Compared to last week things are somewhat slower, but still three new shows are arriving (once again, one of them is on Netflix) and Sundays are as busy as ever, especially with another block of returning HBO shows.
Monday, April 6
Basketball, or Something Else?
Turner Classic Movies has a nice bit of what could be interpreted as counter-programming against the NCAA championship tonight: Gentlemen Prefer Blondes, starring Jane Russell and Marilyn Monroe (8-9:45 pm), followed by Russell in Howard Hughes’s infamous Western The Outlaw (9:45-11:50 pm).
Tuesday, April 7
Behind the Story with the Paley Center (8-9 pm, Sundance)
The Paley Center for Media is an institution dedicated to promoting and preserving television. They host regular panel discussions with the casts and creators of some of the best and most popular shows on TV, and some of those panels have been filmed for this new series, which kicks off tonight with Parks and Recreation. (Think of it as an expanded version of Sundance’s The Writer’s Room.) This season will also feature The Big Bang Theory, Mad Men, Masters of Sex, The Mindy Project, and Orange Is the New Black.
Wednesday, April 8
The Last of the Mohicans (7:30-10 pm, BBC America)
If you can deal with the commercial breaks (or record it and skip them), Michael Mann’s take on James Fenimore Cooper’s 19th-century classic is lushly visual and features a great performance from Daniel Day-Lewis.
Thursday, April 9
The Comedians (10-10:30 pm, FX)
Most of the time I try to present the info for new shows impartially and allow readers to decide whether or not they want to invest time in them. In this case I already know I won’t be watching this new series about the behind-the-scenes goings-on at a late-night sketch comedy show. I don’t harbor any animosity toward Billy Crystal, but I don’t feel that enthusiastic about him either. On the other hand, I really can’t get past my dislike of Josh Gad.

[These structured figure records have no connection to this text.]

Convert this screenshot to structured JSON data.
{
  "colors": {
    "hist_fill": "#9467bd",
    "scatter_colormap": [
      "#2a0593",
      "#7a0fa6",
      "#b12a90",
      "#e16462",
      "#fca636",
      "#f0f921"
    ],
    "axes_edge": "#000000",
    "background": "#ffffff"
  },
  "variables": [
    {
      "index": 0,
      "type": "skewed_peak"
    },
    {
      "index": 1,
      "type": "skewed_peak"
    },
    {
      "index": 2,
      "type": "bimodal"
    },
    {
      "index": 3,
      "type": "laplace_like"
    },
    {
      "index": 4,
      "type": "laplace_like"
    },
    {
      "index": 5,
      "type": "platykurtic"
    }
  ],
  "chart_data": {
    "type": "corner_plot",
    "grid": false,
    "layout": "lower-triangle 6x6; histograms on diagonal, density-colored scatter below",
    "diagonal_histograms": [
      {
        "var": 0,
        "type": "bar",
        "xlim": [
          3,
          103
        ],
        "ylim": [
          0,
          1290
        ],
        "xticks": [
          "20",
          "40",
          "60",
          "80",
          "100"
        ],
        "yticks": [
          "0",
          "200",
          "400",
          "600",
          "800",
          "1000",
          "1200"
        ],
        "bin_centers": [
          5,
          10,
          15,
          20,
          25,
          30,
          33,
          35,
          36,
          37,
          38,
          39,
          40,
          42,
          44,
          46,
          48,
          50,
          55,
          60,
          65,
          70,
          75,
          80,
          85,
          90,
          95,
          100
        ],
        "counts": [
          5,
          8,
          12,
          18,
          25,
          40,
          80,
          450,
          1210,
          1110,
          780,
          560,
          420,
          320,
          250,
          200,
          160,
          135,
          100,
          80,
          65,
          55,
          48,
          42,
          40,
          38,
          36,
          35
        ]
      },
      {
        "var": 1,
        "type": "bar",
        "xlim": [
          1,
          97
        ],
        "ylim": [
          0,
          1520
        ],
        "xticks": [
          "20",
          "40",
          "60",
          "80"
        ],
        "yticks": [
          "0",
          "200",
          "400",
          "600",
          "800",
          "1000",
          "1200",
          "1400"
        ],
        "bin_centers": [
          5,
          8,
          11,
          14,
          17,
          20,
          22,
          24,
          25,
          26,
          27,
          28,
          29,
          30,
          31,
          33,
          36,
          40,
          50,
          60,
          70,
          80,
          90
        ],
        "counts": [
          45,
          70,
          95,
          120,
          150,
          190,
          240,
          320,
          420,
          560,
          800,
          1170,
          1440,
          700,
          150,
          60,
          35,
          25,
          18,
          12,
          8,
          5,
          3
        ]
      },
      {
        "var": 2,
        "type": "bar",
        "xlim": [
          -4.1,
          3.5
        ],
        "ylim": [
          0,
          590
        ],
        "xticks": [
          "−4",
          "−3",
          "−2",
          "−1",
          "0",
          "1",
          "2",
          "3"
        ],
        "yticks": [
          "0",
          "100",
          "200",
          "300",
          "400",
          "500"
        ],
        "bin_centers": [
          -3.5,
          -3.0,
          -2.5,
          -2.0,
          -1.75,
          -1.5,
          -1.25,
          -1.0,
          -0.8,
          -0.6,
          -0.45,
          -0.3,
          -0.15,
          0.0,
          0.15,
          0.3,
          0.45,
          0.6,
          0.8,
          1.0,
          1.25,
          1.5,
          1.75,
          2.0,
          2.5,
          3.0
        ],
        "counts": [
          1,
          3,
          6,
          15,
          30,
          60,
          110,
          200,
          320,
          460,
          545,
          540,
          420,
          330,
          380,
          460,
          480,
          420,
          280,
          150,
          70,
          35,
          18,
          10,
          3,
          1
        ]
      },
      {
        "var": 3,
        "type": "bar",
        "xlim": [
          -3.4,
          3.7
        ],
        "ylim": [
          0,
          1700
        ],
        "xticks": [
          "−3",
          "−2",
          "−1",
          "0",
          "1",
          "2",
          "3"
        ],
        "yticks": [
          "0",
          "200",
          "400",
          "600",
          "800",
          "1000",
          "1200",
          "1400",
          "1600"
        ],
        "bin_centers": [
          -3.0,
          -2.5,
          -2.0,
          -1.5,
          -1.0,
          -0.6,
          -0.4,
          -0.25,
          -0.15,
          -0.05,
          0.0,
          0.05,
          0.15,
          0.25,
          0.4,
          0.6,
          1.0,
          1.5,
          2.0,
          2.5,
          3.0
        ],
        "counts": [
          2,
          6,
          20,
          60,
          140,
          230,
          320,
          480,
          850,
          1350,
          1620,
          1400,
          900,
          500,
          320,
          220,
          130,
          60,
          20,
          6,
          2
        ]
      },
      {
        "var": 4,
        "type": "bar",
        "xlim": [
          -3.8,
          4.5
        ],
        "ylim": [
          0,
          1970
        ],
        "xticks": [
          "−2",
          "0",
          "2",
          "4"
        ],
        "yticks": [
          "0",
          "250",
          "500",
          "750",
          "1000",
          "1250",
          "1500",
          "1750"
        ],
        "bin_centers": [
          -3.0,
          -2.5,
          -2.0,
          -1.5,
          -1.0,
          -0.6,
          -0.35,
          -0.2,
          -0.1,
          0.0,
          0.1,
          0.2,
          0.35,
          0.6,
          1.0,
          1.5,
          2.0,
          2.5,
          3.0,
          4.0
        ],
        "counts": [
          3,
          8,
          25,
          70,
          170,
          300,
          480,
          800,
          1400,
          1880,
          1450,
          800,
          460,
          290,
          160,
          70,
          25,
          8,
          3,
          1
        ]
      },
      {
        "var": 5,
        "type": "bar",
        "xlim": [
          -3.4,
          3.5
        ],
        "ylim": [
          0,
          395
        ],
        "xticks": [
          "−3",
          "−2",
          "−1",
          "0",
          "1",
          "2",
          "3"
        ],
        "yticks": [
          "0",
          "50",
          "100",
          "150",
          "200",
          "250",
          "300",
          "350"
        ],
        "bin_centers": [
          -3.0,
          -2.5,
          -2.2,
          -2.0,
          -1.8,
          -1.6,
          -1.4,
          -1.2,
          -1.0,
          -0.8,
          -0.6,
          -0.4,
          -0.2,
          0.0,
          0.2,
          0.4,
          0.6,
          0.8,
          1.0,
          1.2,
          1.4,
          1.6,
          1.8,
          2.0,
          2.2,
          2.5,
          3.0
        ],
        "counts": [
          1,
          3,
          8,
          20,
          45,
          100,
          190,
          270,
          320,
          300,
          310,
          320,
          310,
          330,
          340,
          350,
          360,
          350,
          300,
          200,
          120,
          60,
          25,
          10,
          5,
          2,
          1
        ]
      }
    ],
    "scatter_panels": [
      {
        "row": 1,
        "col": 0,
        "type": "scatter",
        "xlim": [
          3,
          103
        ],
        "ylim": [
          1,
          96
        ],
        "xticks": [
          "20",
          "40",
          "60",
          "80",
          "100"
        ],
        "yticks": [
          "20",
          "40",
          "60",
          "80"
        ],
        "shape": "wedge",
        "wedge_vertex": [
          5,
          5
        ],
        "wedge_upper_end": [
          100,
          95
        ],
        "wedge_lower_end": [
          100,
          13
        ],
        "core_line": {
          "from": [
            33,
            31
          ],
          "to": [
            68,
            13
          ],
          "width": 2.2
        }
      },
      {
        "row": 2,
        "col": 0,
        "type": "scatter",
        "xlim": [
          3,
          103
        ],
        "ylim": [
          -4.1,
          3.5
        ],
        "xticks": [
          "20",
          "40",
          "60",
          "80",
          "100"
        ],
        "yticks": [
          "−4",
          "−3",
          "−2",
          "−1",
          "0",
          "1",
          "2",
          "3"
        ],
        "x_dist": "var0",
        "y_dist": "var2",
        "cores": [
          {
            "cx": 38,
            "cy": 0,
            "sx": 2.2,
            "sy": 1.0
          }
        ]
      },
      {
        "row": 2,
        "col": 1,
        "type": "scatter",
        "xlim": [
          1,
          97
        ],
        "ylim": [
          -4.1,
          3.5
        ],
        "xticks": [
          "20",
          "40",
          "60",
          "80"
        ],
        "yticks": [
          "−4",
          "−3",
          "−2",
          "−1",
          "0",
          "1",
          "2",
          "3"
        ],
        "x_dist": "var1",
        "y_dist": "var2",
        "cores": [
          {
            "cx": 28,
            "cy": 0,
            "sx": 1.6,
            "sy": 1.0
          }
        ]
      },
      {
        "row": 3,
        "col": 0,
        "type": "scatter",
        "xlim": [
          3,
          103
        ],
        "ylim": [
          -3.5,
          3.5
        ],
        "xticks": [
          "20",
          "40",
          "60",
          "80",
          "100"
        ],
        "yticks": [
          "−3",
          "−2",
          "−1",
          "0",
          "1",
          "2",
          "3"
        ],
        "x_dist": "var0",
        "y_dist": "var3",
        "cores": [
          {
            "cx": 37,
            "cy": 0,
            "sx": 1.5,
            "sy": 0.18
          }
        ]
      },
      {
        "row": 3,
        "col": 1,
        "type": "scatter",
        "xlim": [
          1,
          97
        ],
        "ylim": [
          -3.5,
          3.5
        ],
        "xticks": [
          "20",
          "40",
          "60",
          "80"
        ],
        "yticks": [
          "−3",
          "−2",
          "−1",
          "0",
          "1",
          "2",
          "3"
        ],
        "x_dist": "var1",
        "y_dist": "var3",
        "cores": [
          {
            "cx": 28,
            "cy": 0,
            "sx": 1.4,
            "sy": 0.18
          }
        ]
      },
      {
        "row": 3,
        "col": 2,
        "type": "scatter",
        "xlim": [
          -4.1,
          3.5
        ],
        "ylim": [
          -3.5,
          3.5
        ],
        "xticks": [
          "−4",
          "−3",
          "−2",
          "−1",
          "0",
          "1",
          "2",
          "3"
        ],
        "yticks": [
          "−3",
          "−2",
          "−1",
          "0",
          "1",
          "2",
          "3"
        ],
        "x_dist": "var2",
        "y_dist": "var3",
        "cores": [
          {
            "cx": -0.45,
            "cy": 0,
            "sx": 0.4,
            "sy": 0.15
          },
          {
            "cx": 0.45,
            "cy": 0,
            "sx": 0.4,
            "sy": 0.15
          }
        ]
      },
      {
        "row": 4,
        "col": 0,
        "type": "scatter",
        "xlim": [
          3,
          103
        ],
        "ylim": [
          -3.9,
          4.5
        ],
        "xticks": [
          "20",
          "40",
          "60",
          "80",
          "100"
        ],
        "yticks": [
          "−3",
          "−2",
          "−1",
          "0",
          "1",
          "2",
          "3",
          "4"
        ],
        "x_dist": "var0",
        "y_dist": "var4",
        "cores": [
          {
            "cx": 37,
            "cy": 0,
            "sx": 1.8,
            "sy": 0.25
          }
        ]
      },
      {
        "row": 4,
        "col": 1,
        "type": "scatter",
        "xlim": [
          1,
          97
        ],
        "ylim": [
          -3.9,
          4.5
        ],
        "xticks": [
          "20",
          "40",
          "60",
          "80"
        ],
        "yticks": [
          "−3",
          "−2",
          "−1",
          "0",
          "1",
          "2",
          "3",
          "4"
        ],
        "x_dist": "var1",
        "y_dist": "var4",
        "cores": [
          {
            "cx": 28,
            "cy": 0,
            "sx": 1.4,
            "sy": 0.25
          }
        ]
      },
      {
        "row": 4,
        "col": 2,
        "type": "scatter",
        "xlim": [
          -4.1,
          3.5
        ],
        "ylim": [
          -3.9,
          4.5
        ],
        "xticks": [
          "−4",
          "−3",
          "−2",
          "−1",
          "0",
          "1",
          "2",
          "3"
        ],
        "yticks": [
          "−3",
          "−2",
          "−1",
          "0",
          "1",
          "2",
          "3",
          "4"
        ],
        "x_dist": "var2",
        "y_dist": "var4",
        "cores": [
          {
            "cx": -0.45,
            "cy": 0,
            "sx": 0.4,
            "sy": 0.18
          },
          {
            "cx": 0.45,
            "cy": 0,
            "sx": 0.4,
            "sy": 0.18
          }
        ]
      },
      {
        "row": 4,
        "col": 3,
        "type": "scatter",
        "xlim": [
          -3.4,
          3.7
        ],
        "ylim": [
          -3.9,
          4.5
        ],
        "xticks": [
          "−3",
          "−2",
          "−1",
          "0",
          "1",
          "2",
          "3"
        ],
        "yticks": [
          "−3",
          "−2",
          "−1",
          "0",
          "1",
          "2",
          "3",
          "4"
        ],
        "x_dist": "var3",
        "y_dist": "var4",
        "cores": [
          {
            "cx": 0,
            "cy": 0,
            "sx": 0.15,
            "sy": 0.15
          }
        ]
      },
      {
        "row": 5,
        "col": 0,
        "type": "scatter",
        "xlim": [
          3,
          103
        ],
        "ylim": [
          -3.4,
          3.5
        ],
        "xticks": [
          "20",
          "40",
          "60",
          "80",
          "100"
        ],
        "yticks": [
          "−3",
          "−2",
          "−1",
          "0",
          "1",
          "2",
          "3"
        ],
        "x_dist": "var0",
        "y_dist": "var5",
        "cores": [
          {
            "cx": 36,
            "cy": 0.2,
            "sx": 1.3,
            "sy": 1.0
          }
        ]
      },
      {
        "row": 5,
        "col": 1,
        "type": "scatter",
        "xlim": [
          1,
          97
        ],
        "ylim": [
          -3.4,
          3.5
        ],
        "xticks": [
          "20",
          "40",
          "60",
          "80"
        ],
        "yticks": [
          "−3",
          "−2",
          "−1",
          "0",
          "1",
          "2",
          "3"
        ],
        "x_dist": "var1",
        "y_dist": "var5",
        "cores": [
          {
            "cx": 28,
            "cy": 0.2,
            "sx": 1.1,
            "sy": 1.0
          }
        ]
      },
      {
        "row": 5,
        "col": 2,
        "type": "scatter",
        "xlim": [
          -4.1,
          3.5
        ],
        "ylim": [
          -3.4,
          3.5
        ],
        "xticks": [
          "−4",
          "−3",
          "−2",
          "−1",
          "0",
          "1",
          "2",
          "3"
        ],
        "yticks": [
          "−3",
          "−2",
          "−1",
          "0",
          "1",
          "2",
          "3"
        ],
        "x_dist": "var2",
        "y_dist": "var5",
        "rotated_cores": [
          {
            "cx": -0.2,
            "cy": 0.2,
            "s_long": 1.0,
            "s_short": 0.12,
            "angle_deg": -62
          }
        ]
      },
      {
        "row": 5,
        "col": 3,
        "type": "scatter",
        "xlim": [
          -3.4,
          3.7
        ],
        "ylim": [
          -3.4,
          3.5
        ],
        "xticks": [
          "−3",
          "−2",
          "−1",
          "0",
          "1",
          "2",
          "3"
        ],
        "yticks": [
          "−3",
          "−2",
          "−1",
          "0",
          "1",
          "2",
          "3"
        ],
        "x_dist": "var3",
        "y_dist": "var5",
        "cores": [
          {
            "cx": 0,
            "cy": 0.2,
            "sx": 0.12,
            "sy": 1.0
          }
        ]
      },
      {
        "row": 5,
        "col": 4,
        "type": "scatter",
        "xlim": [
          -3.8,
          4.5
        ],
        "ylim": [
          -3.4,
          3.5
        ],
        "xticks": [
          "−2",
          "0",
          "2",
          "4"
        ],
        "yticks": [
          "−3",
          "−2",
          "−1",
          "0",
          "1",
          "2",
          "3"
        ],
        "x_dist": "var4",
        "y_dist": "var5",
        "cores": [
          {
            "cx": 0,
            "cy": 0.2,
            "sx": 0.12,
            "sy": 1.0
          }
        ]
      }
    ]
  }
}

He’s probably a nice guy and my feelings are certainly subjective, but in the absence of being paid to watch TV, I’m not going to be able to disregard my opinion of him. (For what it’s worth, Entertainment Weekly gave it a B.)
Also tonight: following The Comedians is the season five premiere of Louie (10:30-11 pm, FX).
Friday, April 10
Netflix’s big bet on Marvel (or is it the other way around?) begins with a fresh take on the blind lawyer Matt Murdock and his fearless vigilante alter ego. If you’ve seen the trailer you know this is going to be quite a bit darker and grittier than any of the movies or TV series that have come out of Marvel in the past decade, which is probably why it’s running on Netflix. Charlie Cox, Deborah Ann Woll, Elden Henson, Rosario Dawson, and Vincent D’Onofrio headline the cast. Following Daredevil on Netflix over the next year or two will be series about Jessica Jones, Iron Fist, and Luke Cage, then the four will come together in a Defenders miniseries.
Saturday, April 11
Viewer’s Choice: Sports
There’s a NASCAR race on Fox (7-11:30 pm; that’s a long race) and boxing on NBC (8:30-11 pm). If your tastes run more toward classic cinema, I suggest 1974’s Alice Doesn’t Live Here Anymore, an early directorial effort by Martin Scorsese starring Ellen Burstyn (who won an Oscar for her performance) and Kris Kristofferson. It’s also the source material for the 1976-85 CBS sitcom (8-10:15 pm, Turner Classic Movies).
Sunday, April 12
All HBO, All the Time
The lineup: season premieres of Game of Thrones (season five, 9-10 pm); Silicon Valley (season two, 10-10:30 pm); and Veep (season four, 10:30-11 pm).
Also tonight: I sort of feel bad for Showtime and Nurse Jackie, which is returning tonight for its seventh and final season (9-9:30 pm). You’d think someone in programming would have suggested not scheduling against GoT, but with multiple showings of each episode I suppose it doesn’t matter as much.
Netflix Streaming Pick
At the risk of sounding like a shill (this is not sponsored, and I have no particular affection for Comcast), there is a nice bonus this week if you happen to be a Comcast cable customer. The Watchathon runs all this week, Monday through Sunday, and allows cable subscribers to enjoy all the programming that is normally available only to those who pay for premium channels like HBO, Showtime, Cinemax, and Starz, as well as content from regular channels. For people who don’t have access to the premium channels it’s an excellent way to catch up on shows you wanted to see but couldn’t. Shows are available online or on-demand. Last year I watched the first two seasons of Veep and fell in love with it immediately. This year I plan to watch season three, then I can’t decide how to spend the rest of my time: True Detective, Silicon Valley, The Knick, The Affair…?
(Note: this information is accurate as of publication time, but programming is subject to change at the discretion of channels, providers, and networks. All times listed are Eastern time.)